= Muthulakshmi =

Tamil activist and widow

Muthulakshmi was the wife of bandit Veerappan, from 1990 to his death in 2004. She lived in Salem, Tamil Nadu, India. She was born in Neruppore village, Dharmapuri District to a farming family.

==Wife of Veerappan==
She married Veerappan in 1990, and lived with him in the forests of the border areas Tamil Nadu, Karnataka and Kerala. She was arrested several times on charges of aiding and abetting various crimes and murders carried out by Veerappan's gang. The police also charged that Veerappan gave Muthulakshmi a large amount of money after he reportedly received ransom money for his role in Kannada actor Rajkumar's kidnapping.

===Arrests===

Five charges were laid against Muthulakshmi, including killing police personnel in the Palar blast, killing elephants, and smuggling sandalwood between 1991 and 1993. She was also arrested for kidnapping Rajkumar alongside Veerappan (Rajkumar was released after 108 days). In spite of the efforts of the police, they were unable to apprehend Veerappan. Muthulakshmi was acquitted along with 10 others; however, 13 of her relatives were convicted. Muthulakshmi was acquitted of almost all charges registered against her.

==Personal life==
Muthulakshmi has two daughters, Vidyarani and Prabha Vijayalakshmi, who, as of 2011, were engineering students in Tamil Nadu.

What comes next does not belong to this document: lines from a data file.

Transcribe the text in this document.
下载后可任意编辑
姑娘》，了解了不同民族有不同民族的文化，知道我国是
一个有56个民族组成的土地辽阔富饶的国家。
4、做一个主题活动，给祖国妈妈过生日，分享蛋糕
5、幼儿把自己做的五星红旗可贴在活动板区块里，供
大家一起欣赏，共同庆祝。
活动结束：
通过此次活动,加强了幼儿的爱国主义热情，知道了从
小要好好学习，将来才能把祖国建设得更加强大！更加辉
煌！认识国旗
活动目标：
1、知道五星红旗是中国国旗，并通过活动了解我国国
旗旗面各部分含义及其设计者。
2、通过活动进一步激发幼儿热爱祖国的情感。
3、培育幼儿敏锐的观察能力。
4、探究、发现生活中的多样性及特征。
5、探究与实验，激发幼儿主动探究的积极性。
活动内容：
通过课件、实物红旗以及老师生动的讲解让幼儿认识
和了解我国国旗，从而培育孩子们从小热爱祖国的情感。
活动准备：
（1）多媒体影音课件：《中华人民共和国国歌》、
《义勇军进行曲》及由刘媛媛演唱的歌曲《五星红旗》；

After her acquittal announced she would be undertaking social service activities to help people and those who were affected by law enforcement agencies for helping Veerappan. She filed a case against filmmaker A.M.R. Ramesh for showing her slain husband poorly in his film Attahasa and received compensation of ₹25 lakhs before the picture was released.

===Politics===

Muthulakshmi unsuccessfully ran for Tamil Nadu Assembly elections in 2006, and has political ambitions to make use of her late husband's "Robin Hood" image to help people.

In January 2018, she announced the formation of 'Mann Kaakkum Veerathamizhar Peramaippu' (Federation of Brave Tamils to protect the Soil) to lobby the government for fresh water to assist farmers.